In an advance that could open new avenues for solar cells, lasers and metamaterials, researchers at the University of Illinois have demonstrated the first optoelectronically active 3D photonic crystal.
‘We’ve discovered a way to change the three-dimensional structure of a well-established semiconductor material to enable new optical properties while maintaining its very attractive electrical properties,’ said Paul Braun, a professor of materials science, engineering and chemistry, who led the research effort.
Photonic crystals are materials that can control or manipulate light thanks to their unique physical structures; they can induce unusual phenomena and affect photon behaviour in ways that traditional optical materials and devices can’t.
Previous attempts at making 3D photonic crystals are said to have resulted in devices that are only optically active; they can direct light but are not electronically active, so they can’t turn electricity to light or vice versa.
The Illinois team’s photonic crystal is claimed to have both properties.
‘With our approach to fabricating photonic crystals, there’s a lot of potential to optimise electronic and optical properties simultaneously,’ said Erik Nelson, a former graduate student in Braun’s lab who now is a postdoctoral researcher at Harvard University. ‘It gives you the opportunity to control light in ways that are very unique to control the way it’s emitted and absorbed or how it propagates.’
To create a 3D photonic crystal that is both electronically and optically active, the researchers started with a template of tiny spheres packed together. Then, they deposit gallium arsenide (GaAs), filling in the gaps between the spheres.

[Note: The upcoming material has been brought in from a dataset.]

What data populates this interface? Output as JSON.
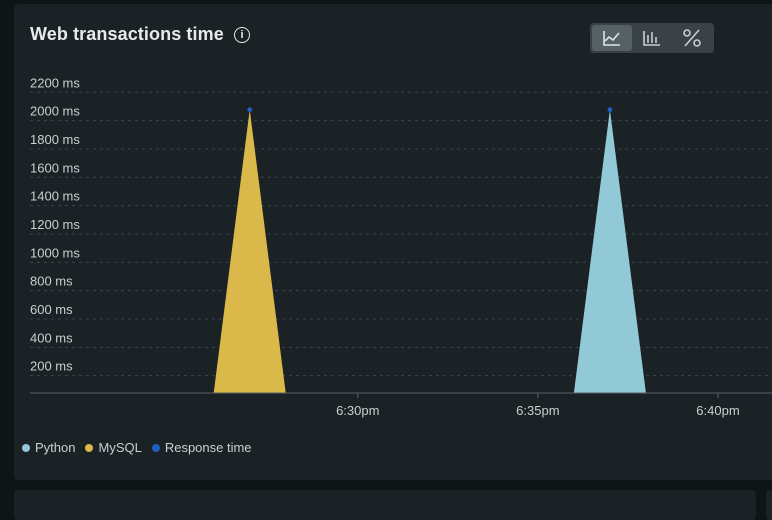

The GaAs grows as a single crystal from the bottom up, a process called epitaxy. Epitaxy is common in industry to create flat, two-dimensional films of single-crystal semiconductors, but Braun’s group developed a way to apply it to an intricate three-dimensional structure.
‘The key discovery here was that we grew single-crystal semiconductor through this complex template,’ said Braun. ‘Gallium arsenide wants to grow as a film on the substrate from the bottom up, but it runs into the template and goes around it. It’s almost as though the template is filling up with water. As long as you keep growing GaAs, it keeps filling the template from the bottom up until you reach the top surface.’
The epitaxial approach reportedly eliminates many of the defects introduced by top-down fabrication methods. Another advantage is the ease of creating layered heterostructures. For example, a quantum well layer could be introduced into the photonic crystal by partially filling the template with GaAs and then briefly switching the vapour stream to another material.
Once the template is full, the researchers remove the spheres, leaving a complex, porous 3D structure of single-crystal semiconductor. Then they coat the entire structure with a very thin layer of a semiconductor with a wider bandgap to improve performance and prevent surface recombination.
To test their technique, the group built a 3D photonic crystal LED, which is claimed to be the first such working device.
Now, Braun’s group is working to optimise the structure for specific applications.
The team published its advance in the journal Nature Materials.